C'était, en somme, une espèce d'apéritif avant le repas. Or, un de ces infants
lui dit, un jour :
- Est-ce
qu'il faut vraiment qu'on joue ensemble, en arrivant, le matin? On voudrait
tellement se mettre tout de suite au travail.
Et la
maîtresse les laissa faire. Elle s'aperçut rapidement que, presque tous ils
choisissaient de petits travaux faciles, au lieu de prendre le travail
important laissé en suspens la veille. Ils semblaient l'avoir oublié. Ils
s'occupaient de choses futiles; ils rangeaient des objets, nettoyaient,
s'arrangeaient devant la glace. A la suite de quoi, il régnait une certaine
confusion et beaucoup de bruit. La maîtresse, toutefois, n'intervint pas. Elle
constata qu'ils entreprenaient ensuite un travail difficile, et s'y
concentraient au point que, dans la classe, régnait un ordre impressionnant. Et
comme ces faits se répétaient avec uniformité, elle en conclut qu'on ne peut
prendre tout de suite un grand travail, mais que l'on doit, pour s'y préparer,
commencer par un travail facile.
Ce fut là
une véritable révélation.
Nous avons
le préjugé de croire que les travaux difficiles doivent s'exécuter en premier
lieu, quand on est bien reposé. Cet entraînement spontané était une
manifestation des lois du travail.
Si nous y
réfléchissons, nous nous apercevons que, nous non plus, nous ne nous mettons
pas à un travail important, tel que la création d'un livre, par exemple, dés le
début de la matinée; le plus souvent, nous éprouvons le besoin de faire autre
chose d'abord, et il nous vient à l'esprit, par exemple, d'écrire une lettre ou
d'épousseter le piano.
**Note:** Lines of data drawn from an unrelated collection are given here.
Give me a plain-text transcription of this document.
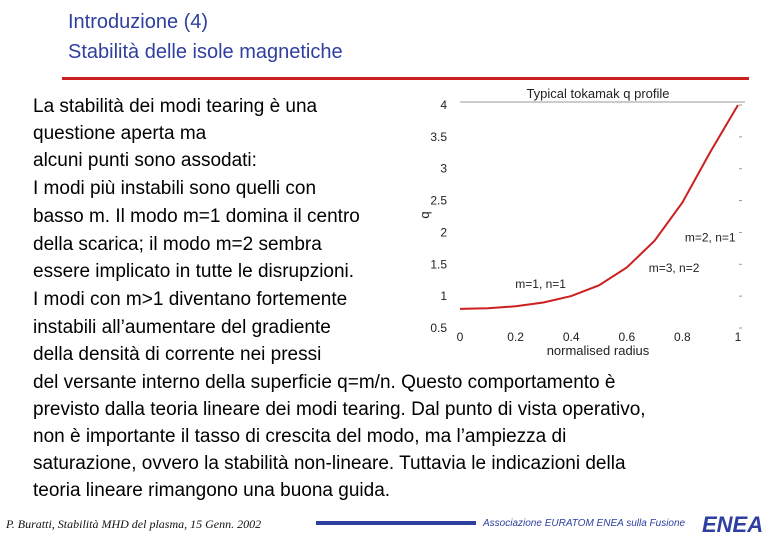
Introduzione (4)
Stabilità delle isole magnetiche

La stabilità dei modi tearing è una

questione aperta ma

alcuni punti sono assodati:

I modi più instabili sono quelli con

basso m. Il modo m=1 domina il centro

della scarica; il modo m=2 sembra

essere implicato in tutte le disrupzioni.

I modi con m>1 diventano fortemente

instabili all’aumentare del gradiente

della densità di corrente nei pressi

del versante interno della superficie q=m/n. Questo comportamento è

previsto dalla teoria lineare dei modi tearing. Dal punto di vista operativo,

non è importante il tasso di crescita del modo, ma l’ampiezza di

saturazione, ovvero la stabilità non-lineare. Tuttavia le indicazioni della

teoria lineare rimangono una buona guida.

Typical tokamak q profile
q
normalised radius
0	0.2	0.4	0.6	0.8	1
0.5
1
1.5
2
2.5
3
3.5
4
m=1, n=1
m=3, n=2
m=2, n=1
P. Buratti, Stabilità MHD del plasma, 15 Genn. 2002	Associazione EURATOM ENEA sulla Fusione ENEA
Que de fois nous sommes-nous entendu répéter :
- Comment
diable te mets-tu à écrire une lettre, alors que tu as tant à faire?
Eh bien,
faire un travail facile sert précisément de préparation à l'entreprise
importante. Et quant au petit désordre, à ce tapage qui survenait entre le
premier et le deuxième temps, c'était une manifestation passagère, presque le
signal que le travail important était sur le point d'être entrepris. Et c'était
si régulier, que nous savions trouver, en arrivant à une certaine heure, des
travaux peu intéressants; à une autre, un peu de désordre, et, un peu plus
tard, le grand travail en train.
Ces
observations consignaient ce qui pouvait devenir un programme, un horaire
scolaire, qui tiendrait compte du rythme du travail spontané.
Et en quoi
consistait le grand travail ?
On voyait
les enfants concentrés en des exercices variés. Celui-ci, les yeux bandés,
prenait délicatement en main des tablettes de poids légèrement différents, et
les réunissait, selon leur poids, après les avoir attentivement soupesées.
Celui-là,
les yeux également bandés, les effleurant à peine des doigts, touchait avec légèreté
des étoffes et, après les avoir identifiées, mettait de côté, deux à deux,
celles qui étaient de mëme nature.
D'autres
enfants disposaient de longues files de petits cartons sur lesquels étaient
représentées des figures géométriques, et puis, prenant les objets
correspondant à ces figures, en recouvraient les petits cartons. D'autres
construisaient une tour au moyen de nombreux cubes roses, dont la grandeur
était graduée, les mettant les uns au-dessus des autres. Quand la tour était
construite avec un grand soin, ils la défaisaient, pour la recommencer.
Un, encore,
rangeait en ordre des tablettes aux très délicates gradations de couleurs; un
autre dessinait des compositions décoratives originales et compliquées.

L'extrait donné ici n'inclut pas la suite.